Only a small number of these tanks are still known to exist. The War Museum’s M1917, one of only two in Canada, was used to train Canadian tank crews at Camp Borden. After being sold as surplus, it was heavily modified and used as a logging tractor near Bracebridge, Ontario. The Museum acquired the vehicle, incomplete and in very poor condition, in 1997.
The majority of the funds required for this restoration came from Richard IorwethThorman, a long-time supporter of the Canadian War Museum and member of the Friends of the Canadian War Museum, which provided the balance of funding. The hands-on restoration and reproduction work was completed by DEW Engineering and volunteers from the Friends of the Canadian War Museum.
“It is truly rewarding to see another piece of Canadian history preserved for future generations,” said Douglas Rowland, President of the Friends of the Canadian War Museum. “Each and every member who supported the project should be proud to have participated in this restoration.”
The restored M1917 is now on display in the Museum’s LeBreton Gallery, a diverse collection of vehicles, artillery and other large artifacts that helps document the Canadian military experience from the 18th century to the present.
The Canadian War Museum is Canada’s national museum of military history. Its mission is to promote public understanding of Canada’s military history in its personal, national, and international dimensions.
Backgrounder: Six-Ton Tank M1917
During the early part of the Second World War, the American-built Six-Ton Tank M1917 helped train Canadian tank crews. Originally intended to equip United States forces during the First World War, it entered service too late to see combat in that conflict.
The M1917 was based on the design of the ground-breaking French Renault FT light tank. Both designs carried their main armament in a fully rotating turret, introducing a major feature still found in modern-day tanks. The American military, with limited funds for new equipment, used M1917s well into the 1930s. By the outbreak of the war in 1939, however, all had been retired from US service and scrapped or placed in storage.
In 1940, Canada had almost no tanks of its own and needed to train tank crews for its rapidly growing army. At that time, tanks were not available from the hard-pressed United Kingdom or from Canadian manufacturers. Colonel F.F. Worthington, an advocate for military innovation and often considered the “Father of the Armoured Corps”, arranged for the acquisition of approximately 250 M1917s from the still-neutral United States for use as training vehicles. The tanks, sold to Canada as “scrap metal”, arrived by rail at Camp Borden (now part of Canadian Forces Base Borden) in October 1940. Many of the tanks had suffered from years of hard use and outside storage, and required overhauls before they would work again. Although the tanks were small, slow, and unreliable, they provided useful training until newer equipment, including Canadian-made Ram tanks became available.

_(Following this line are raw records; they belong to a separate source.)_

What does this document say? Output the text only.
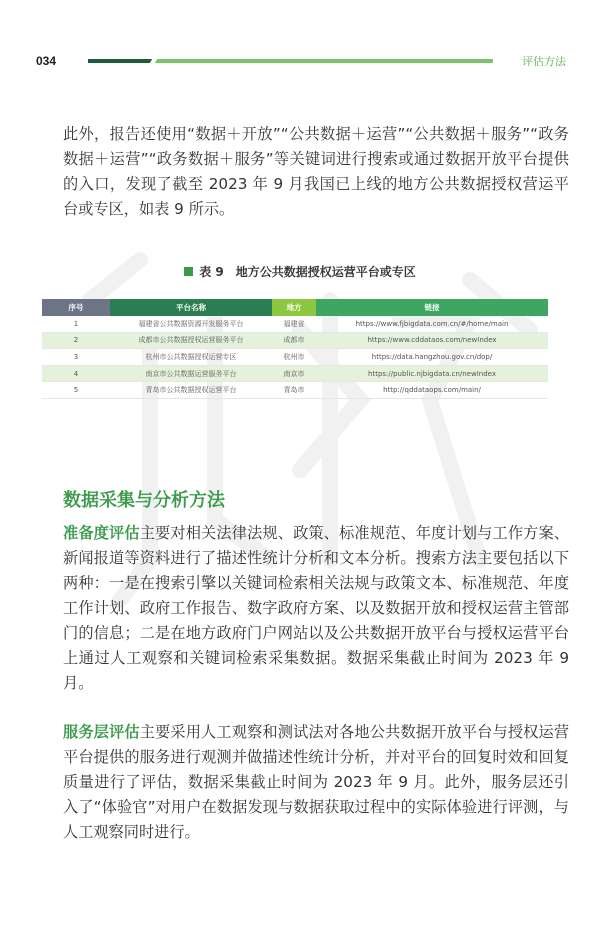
034	评估方法

此外，报告还使用“数据＋开放”“公共数据＋运营”“公共数据＋服务”“政务数据＋运营”“政务数据＋服务”等关键词进行搜索或通过数据开放平台提供的入口，发现了截至 2023 年 9 月我国已上线的地方公共数据授权营运平台或专区，如表 9 所示。

表 9　地方公共数据授权运营平台或专区
序号	平台名称	地方	链接
1	福建省公共数据资源开发服务平台	福建省	https://www.fjbigdata.com.cn/#/home/main
2	成都市公共数据授权运营服务平台	成都市	https://www.cddataos.com/newIndex
3	杭州市公共数据授权运营专区	杭州市	https://data.hangzhou.gov.cn/dop/
4	南京市公共数据运营服务平台	南京市	https://public.njbigdata.cn/newIndex
5	青岛市公共数据授权运营平台	青岛市	http://qddataops.com/main/
数据采集与分析方法

准备度评估主要对相关法律法规、政策、标准规范、年度计划与工作方案、新闻报道等资料进行了描述性统计分析和文本分析。搜索方法主要包括以下两种：一是在搜索引擎以关键词检索相关法规与政策文本、标准规范、年度工作计划、政府工作报告、数字政府方案、以及数据开放和授权运营主管部门的信息；二是在地方政府门户网站以及公共数据开放平台与授权运营平台上通过人工观察和关键词检索采集数据。数据采集截止时间为 2023 年 9 月。

服务层评估主要采用人工观察和测试法对各地公共数据开放平台与授权运营平台提供的服务进行观测并做描述性统计分析，并对平台的回复时效和回复质量进行了评估，数据采集截止时间为 2023 年 9 月。此外，服务层还引入了“体验官”对用户在数据发现与数据获取过程中的实际体验进行评测，与人工观察同时进行。
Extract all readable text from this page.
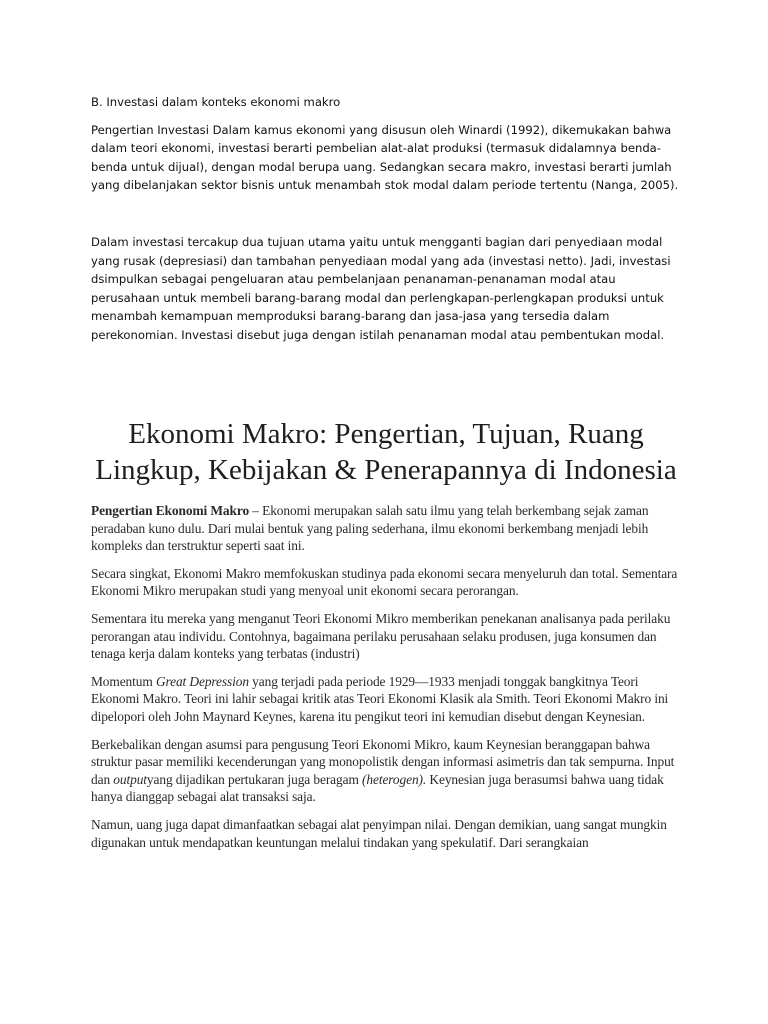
B. Investasi dalam konteks ekonomi makro

Pengertian Investasi Dalam kamus ekonomi yang disusun oleh Winardi (1992), dikemukakan bahwa dalam teori ekonomi, investasi berarti pembelian alat-alat produksi (termasuk didalamnya benda-benda untuk dijual), dengan modal berupa uang. Sedangkan secara makro, investasi berarti jumlah yang dibelanjakan sektor bisnis untuk menambah stok modal dalam periode tertentu (Nanga, 2005).

Dalam investasi tercakup dua tujuan utama yaitu untuk mengganti bagian dari penyediaan modal yang rusak (depresiasi) dan tambahan penyediaan modal yang ada (investasi netto). Jadi, investasi dsimpulkan sebagai pengeluaran atau pembelanjaan penanaman-penanaman modal atau perusahaan untuk membeli barang-barang modal dan perlengkapan-perlengkapan produksi untuk menambah kemampuan memproduksi barang-barang dan jasa-jasa yang tersedia dalam perekonomian. Investasi disebut juga dengan istilah penanaman modal atau pembentukan modal.

Ekonomi Makro: Pengertian, Tujuan, Ruang Lingkup, Kebijakan & Penerapannya di Indonesia

Pengertian Ekonomi Makro – Ekonomi merupakan salah satu ilmu yang telah berkembang sejak zaman peradaban kuno dulu. Dari mulai bentuk yang paling sederhana, ilmu ekonomi berkembang menjadi lebih kompleks dan terstruktur seperti saat ini.

Secara singkat, Ekonomi Makro memfokuskan studinya pada ekonomi secara menyeluruh dan total. Sementara Ekonomi Mikro merupakan studi yang menyoal unit ekonomi secara perorangan.

Sementara itu mereka yang menganut Teori Ekonomi Mikro memberikan penekanan analisanya pada perilaku perorangan atau individu. Contohnya, bagaimana perilaku perusahaan selaku produsen, juga konsumen dan tenaga kerja dalam konteks yang terbatas (industri)

Momentum Great Depression yang terjadi pada periode 1929—1933 menjadi tonggak bangkitnya Teori Ekonomi Makro. Teori ini lahir sebagai kritik atas Teori Ekonomi Klasik ala Smith. Teori Ekonomi Makro ini dipelopori oleh John Maynard Keynes, karena itu pengikut teori ini kemudian disebut dengan Keynesian.

Berkebalikan dengan asumsi para pengusung Teori Ekonomi Mikro, kaum Keynesian beranggapan bahwa struktur pasar memiliki kecenderungan yang monopolistik dengan informasi asimetris dan tak sempurna. Input dan outputyang dijadikan pertukaran juga beragam (heterogen). Keynesian juga berasumsi bahwa uang tidak hanya dianggap sebagai alat transaksi saja.

Namun, uang juga dapat dimanfaatkan sebagai alat penyimpan nilai. Dengan demikian, uang sangat mungkin digunakan untuk mendapatkan keuntungan melalui tindakan yang spekulatif. Dari serangkaian
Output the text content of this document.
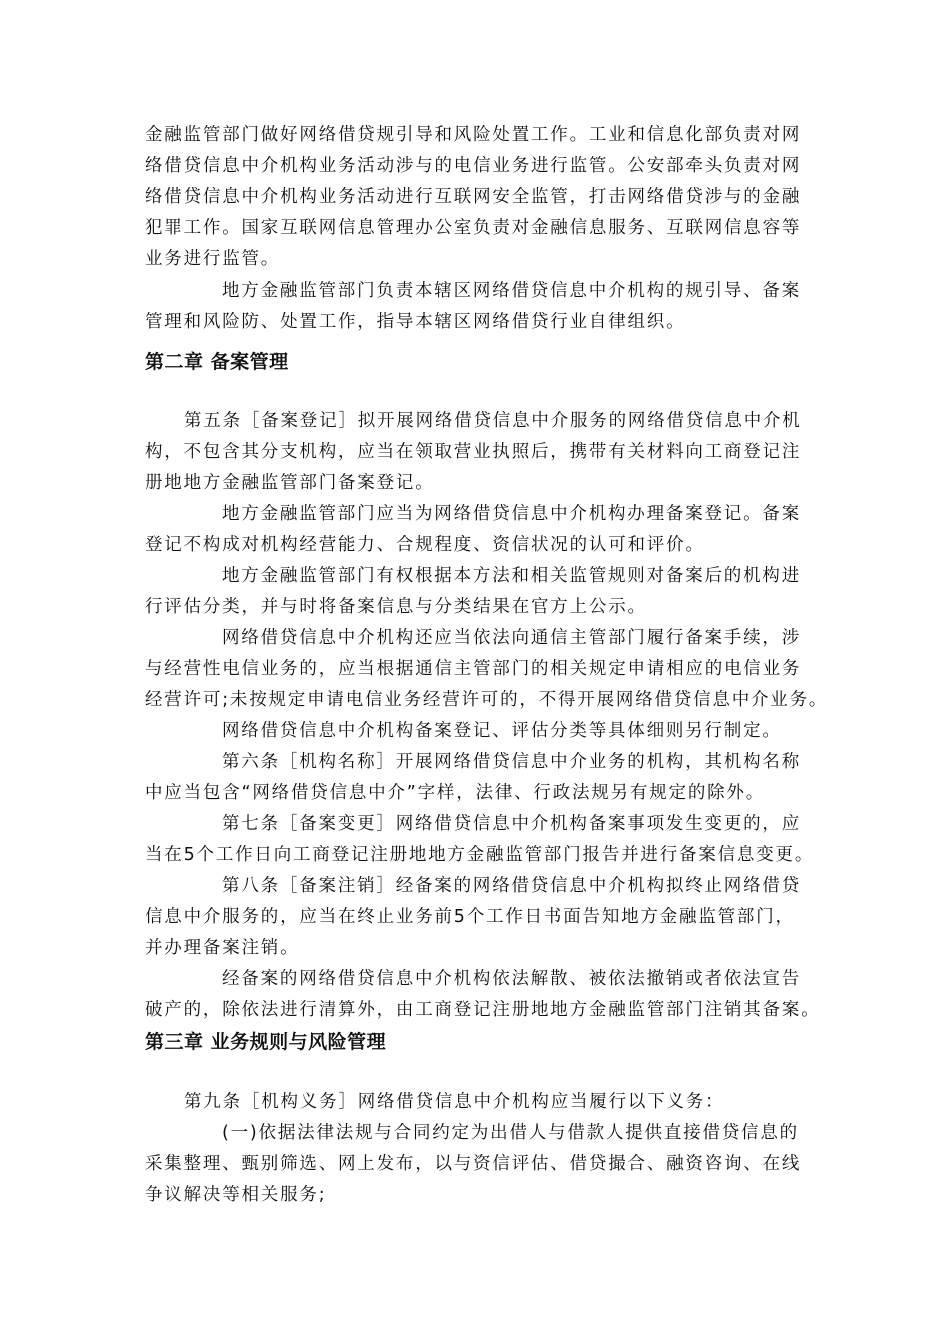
金融监管部门做好网络借贷规引导和风险处置工作。工业和信息化部负责对网
络借贷信息中介机构业务活动涉与的电信业务进行监管。公安部牵头负责对网
络借贷信息中介机构业务活动进行互联网安全监管，打击网络借贷涉与的金融
犯罪工作。国家互联网信息管理办公室负责对金融信息服务、互联网信息容等
业务进行监管。
地方金融监管部门负责本辖区网络借贷信息中介机构的规引导、备案
管理和风险防、处置工作，指导本辖区网络借贷行业自律组织。
第二章 备案管理
第五条［备案登记］拟开展网络借贷信息中介服务的网络借贷信息中介机
构，不包含其分支机构，应当在领取营业执照后，携带有关材料向工商登记注
册地地方金融监管部门备案登记。
地方金融监管部门应当为网络借贷信息中介机构办理备案登记。备案
登记不构成对机构经营能力、合规程度、资信状况的认可和评价。
地方金融监管部门有权根据本方法和相关监管规则对备案后的机构进
行评估分类，并与时将备案信息与分类结果在官方上公示。
网络借贷信息中介机构还应当依法向通信主管部门履行备案手续，涉
与经营性电信业务的，应当根据通信主管部门的相关规定申请相应的电信业务
经营许可;未按规定申请电信业务经营许可的，不得开展网络借贷信息中介业务。
网络借贷信息中介机构备案登记、评估分类等具体细则另行制定。
第六条［机构名称］开展网络借贷信息中介业务的机构，其机构名称
中应当包含“网络借贷信息中介”字样，法律、行政法规另有规定的除外。
第七条［备案变更］网络借贷信息中介机构备案事项发生变更的，应
当在5个工作日向工商登记注册地地方金融监管部门报告并进行备案信息变更。
第八条［备案注销］经备案的网络借贷信息中介机构拟终止网络借贷
信息中介服务的，应当在终止业务前5个工作日书面告知地方金融监管部门，
并办理备案注销。
经备案的网络借贷信息中介机构依法解散、被依法撤销或者依法宣告
破产的，除依法进行清算外，由工商登记注册地地方金融监管部门注销其备案。
第三章 业务规则与风险管理
第九条［机构义务］网络借贷信息中介机构应当履行以下义务：
(一)依据法律法规与合同约定为出借人与借款人提供直接借贷信息的
采集整理、甄别筛选、网上发布，以与资信评估、借贷撮合、融资咨询、在线
争议解决等相关服务;
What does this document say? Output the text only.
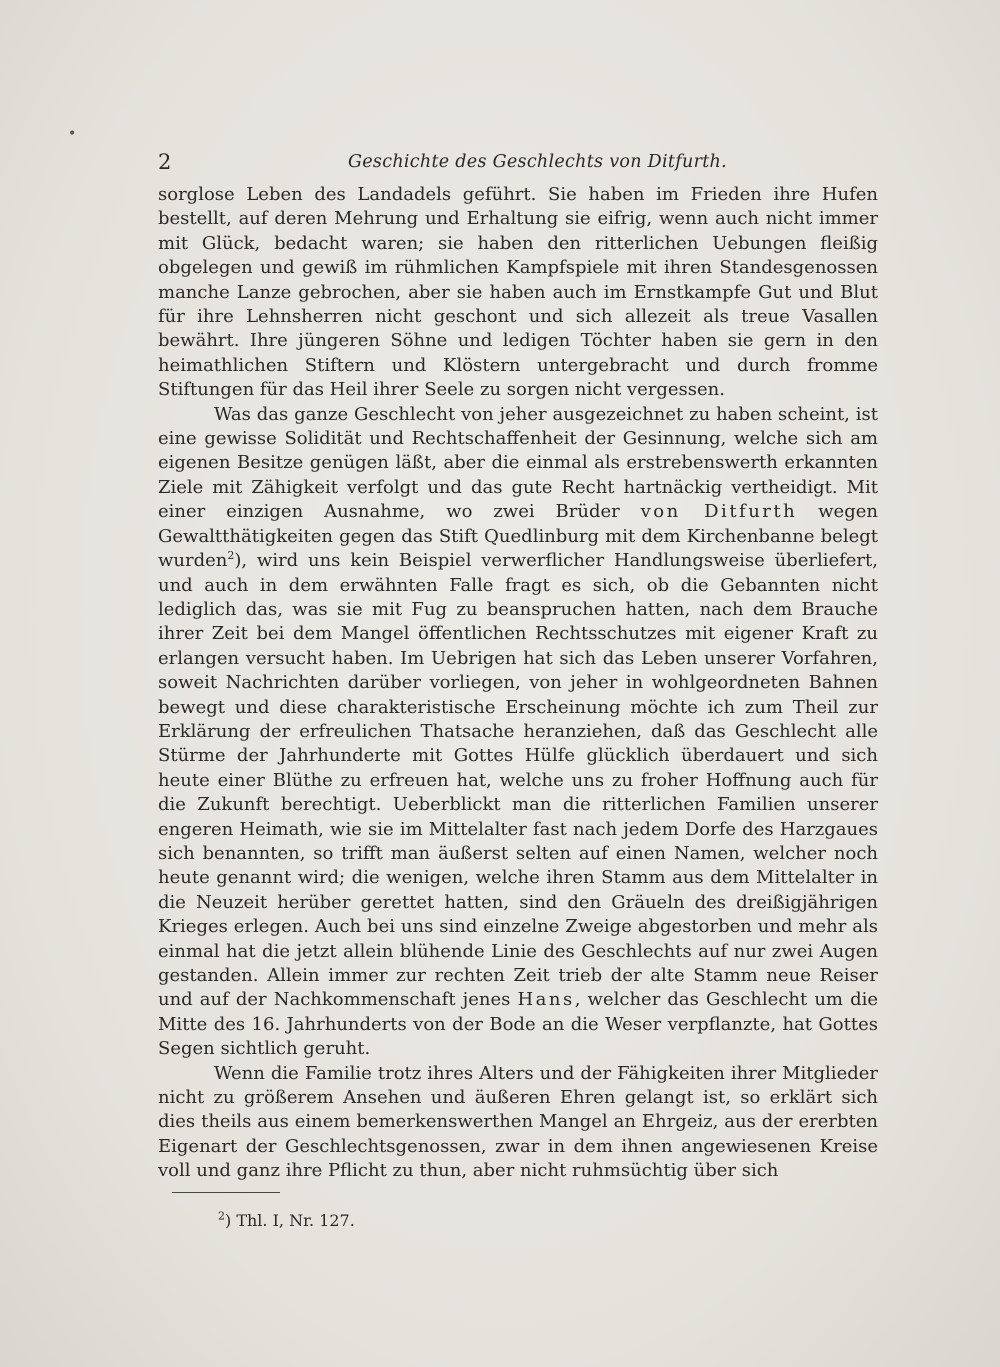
•
2	Geschichte des Geschlechts von Ditfurth.

sorglose Leben des Landadels geführt. Sie haben im Frieden ihre Hufen bestellt, auf deren Mehrung und Erhaltung sie eifrig, wenn auch nicht immer mit Glück, bedacht waren; sie haben den ritterlichen Uebungen fleißig obgelegen und gewiß im rühmlichen Kampfspiele mit ihren Standesgenossen manche Lanze gebrochen, aber sie haben auch im Ernstkampfe Gut und Blut für ihre Lehnsherren nicht geschont und sich allezeit als treue Vasallen bewährt. Ihre jüngeren Söhne und ledigen Töchter haben sie gern in den heimathlichen Stiftern und Klöstern untergebracht und durch fromme Stiftungen für das Heil ihrer Seele zu sorgen nicht vergessen.

Was das ganze Geschlecht von jeher ausgezeichnet zu haben scheint, ist eine gewisse Solidität und Rechtschaffenheit der Gesinnung, welche sich am eigenen Besitze genügen läßt, aber die einmal als erstrebenswerth erkannten Ziele mit Zähigkeit verfolgt und das gute Recht hartnäckig vertheidigt. Mit einer einzigen Ausnahme, wo zwei Brüder von Ditfurth wegen Gewaltthätigkeiten gegen das Stift Quedlinburg mit dem Kirchenbanne belegt wurden$^2$), wird uns kein Beispiel verwerflicher Handlungsweise überliefert, und auch in dem erwähnten Falle fragt es sich, ob die Gebannten nicht lediglich das, was sie mit Fug zu beanspruchen hatten, nach dem Brauche ihrer Zeit bei dem Mangel öffentlichen Rechtsschutzes mit eigener Kraft zu erlangen versucht haben. Im Uebrigen hat sich das Leben unserer Vorfahren, soweit Nachrichten darüber vorliegen, von jeher in wohlgeordneten Bahnen bewegt und diese charakteristische Erscheinung möchte ich zum Theil zur Erklärung der erfreulichen Thatsache heranziehen, daß das Geschlecht alle Stürme der Jahrhunderte mit Gottes Hülfe glücklich überdauert und sich heute einer Blüthe zu erfreuen hat, welche uns zu froher Hoffnung auch für die Zukunft berechtigt. Ueberblickt man die ritterlichen Familien unserer engeren Heimath, wie sie im Mittelalter fast nach jedem Dorfe des Harzgaues sich benannten, so trifft man äußerst selten auf einen Namen, welcher noch heute genannt wird; die wenigen, welche ihren Stamm aus dem Mittelalter in die Neuzeit herüber gerettet hatten, sind den Gräueln des dreißigjährigen Krieges erlegen. Auch bei uns sind einzelne Zweige abgestorben und mehr als einmal hat die jetzt allein blühende Linie des Geschlechts auf nur zwei Augen gestanden. Allein immer zur rechten Zeit trieb der alte Stamm neue Reiser und auf der Nachkommenschaft jenes Hans, welcher das Geschlecht um die Mitte des 16. Jahrhunderts von der Bode an die Weser verpflanzte, hat Gottes Segen sichtlich geruht.

Wenn die Familie trotz ihres Alters und der Fähigkeiten ihrer Mitglieder nicht zu größerem Ansehen und äußeren Ehren gelangt ist, so erklärt sich dies theils aus einem bemerkenswerthen Mangel an Ehrgeiz, aus der ererbten Eigenart der Geschlechtsgenossen, zwar in dem ihnen angewiesenen Kreise voll und ganz ihre Pflicht zu thun, aber nicht ruhmsüchtig über sich

$^2$) Thl. I, Nr. 127.
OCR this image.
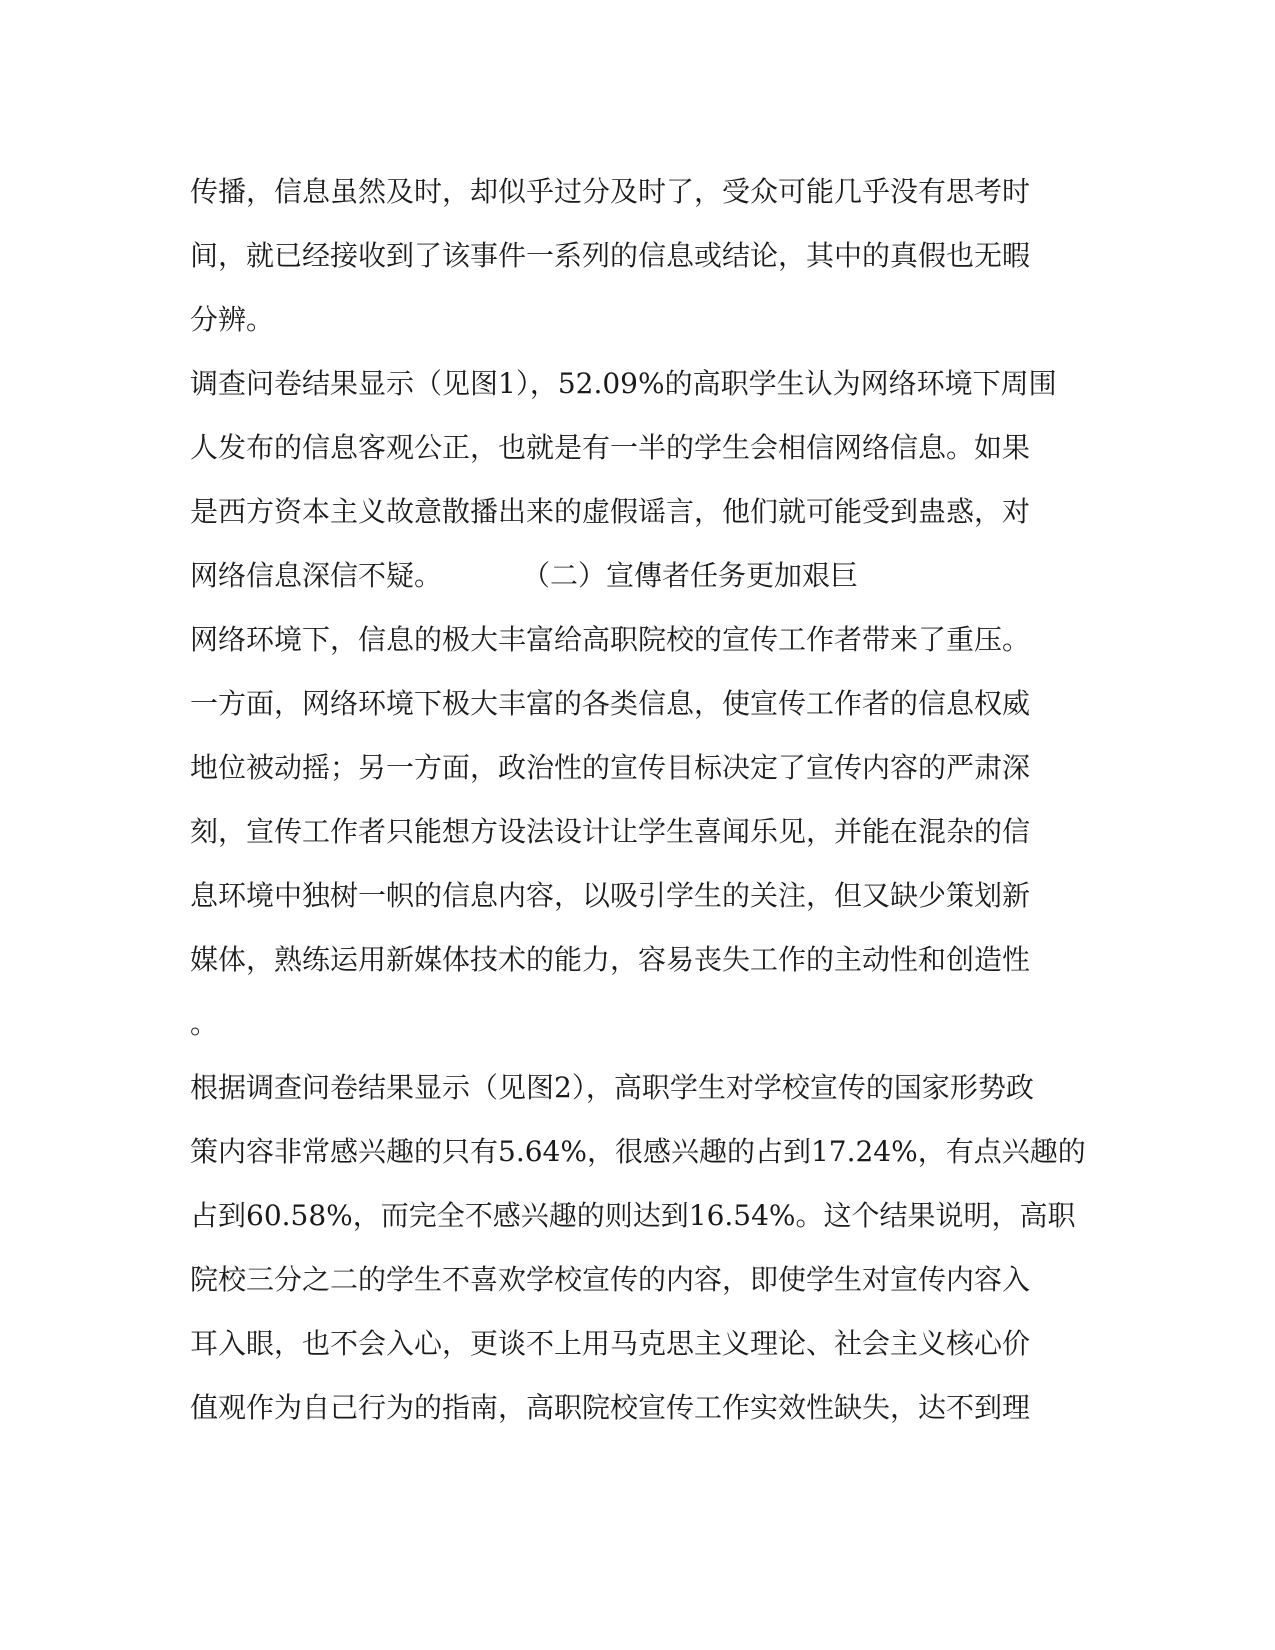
传播，信息虽然及时，却似乎过分及时了，受众可能几乎没有思考时
间，就已经接收到了该事件一系列的信息或结论，其中的真假也无暇
分辨。
调查问卷结果显示（见图1），52.09%的高职学生认为网络环境下周围
人发布的信息客观公正，也就是有一半的学生会相信网络信息。如果
是西方资本主义故意散播出来的虚假谣言，他们就可能受到蛊惑，对
网络信息深信不疑。	（二）宣傳者任务更加艰巨
网络环境下，信息的极大丰富给高职院校的宣传工作者带来了重压。
一方面，网络环境下极大丰富的各类信息，使宣传工作者的信息权威
地位被动摇；另一方面，政治性的宣传目标决定了宣传内容的严肃深
刻，宣传工作者只能想方设法设计让学生喜闻乐见，并能在混杂的信
息环境中独树一帜的信息内容，以吸引学生的关注，但又缺少策划新
媒体，熟练运用新媒体技术的能力，容易丧失工作的主动性和创造性
。
根据调查问卷结果显示（见图2），高职学生对学校宣传的国家形势政
策内容非常感兴趣的只有5.64%，很感兴趣的占到17.24%，有点兴趣的
占到60.58%，而完全不感兴趣的则达到16.54%。这个结果说明，高职
院校三分之二的学生不喜欢学校宣传的内容，即使学生对宣传内容入
耳入眼，也不会入心，更谈不上用马克思主义理论、社会主义核心价
值观作为自己行为的指南，高职院校宣传工作实效性缺失，达不到理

In 1943, many M1917s were stripped of their turrets and some of their armour and sold as surplus to civilian buyers. The M1917 in the Canadian War Museum’s collection was heavily modified and used for years as a logging tractor near Bracebridge, Ontario.
The M1917 was acquired from the Reynolds Museum in Alberta in 1997. It was in very poor condition when it arrived at the War Museum and required extensive restoration and reconstruction work—including an international search for surviving parts from other tanks and the construction of a new upper hull and turret. Museum staff, volunteers, and contractors spent about 5,000 hours on the restoration and reconstruction, which was generously supported by Richard Iorweth Thorman, the Friends of the Canadian War Museum, and DEW Engineering.